Un rôle restreint pour les ONG et les associations de droits humains
Le ministre de la Justice, Abdellatif Wahbi, a récemment pris position en faveur du maintien du monopole de l’État dans l’activation des poursuites liées aux affaires de corruption, suscitant une vive controverse parmi les organisations de la société civile.
Lors d’une intervention publique, Wahbi a souligné que les associations, y compris celles spécialisées dans la lutte contre la corruption ou la défense des droits humains, ne devraient pas avoir le droit d’initier des poursuites judiciaires dans ce domaine. Selon lui, seul le ministère public, représentant de l’État, possède la légitimité nécessaire pour engager ce type d’action.
« Il n’est pas acceptable que des ONG viennent se substituer à l’État dans un domaine aussi sensible que la justice pénale », a-t-il déclaré.
Des critiques face à une restriction jugée inquiétante
Cette prise de position a provoqué une vague de critiques de la part de nombreuses associations marocaines, qui y voient une tentative de réduire leur rôle dans la lutte contre la corruption et l’impunité.

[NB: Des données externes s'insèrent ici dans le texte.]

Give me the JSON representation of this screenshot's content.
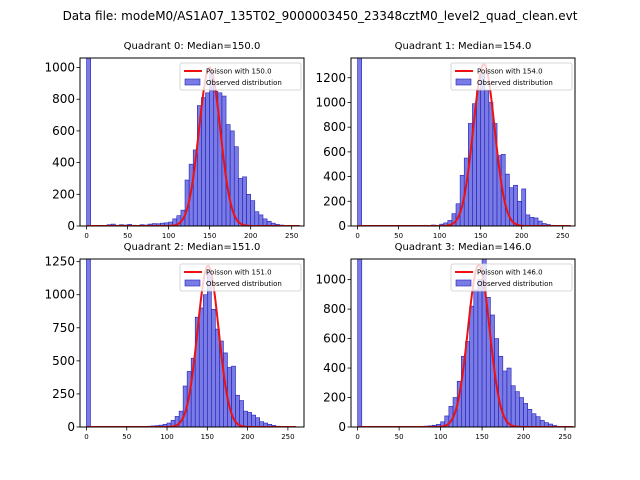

Certaines voix affirment que cette approche risque de fragiliser le principe de reddition des comptes, notamment dans les cas où les institutions officielles tardent à agir, ou s’abstiennent tout simplement d’enquêter.
En outre, plusieurs observateurs soulignent que limiter le droit d’ester en justice aux seuls représentants de l’État pourrait dissuader les victimes, les lanceurs d’alerte et les témoins de signaler les faits de corruption, particulièrement dans les milieux locaux ou ruraux.
Une réforme en préparation ?
Il est à noter que cette déclaration intervient dans un contexte où le gouvernement prépare une réforme du Code de procédure pénale. Le texte en cours de discussion pourrait inclure de nouvelles dispositions encadrant strictement le rôle des associations dans les affaires pénales, y compris en matière de corruption, de droits de l’homme ou de crimes économiques.
Si le projet est adopté tel quel, il marquera un tournant significatif dans la manière dont la société civile pourra contribuer aux mécanismes de contrôle et de transparence au Maroc.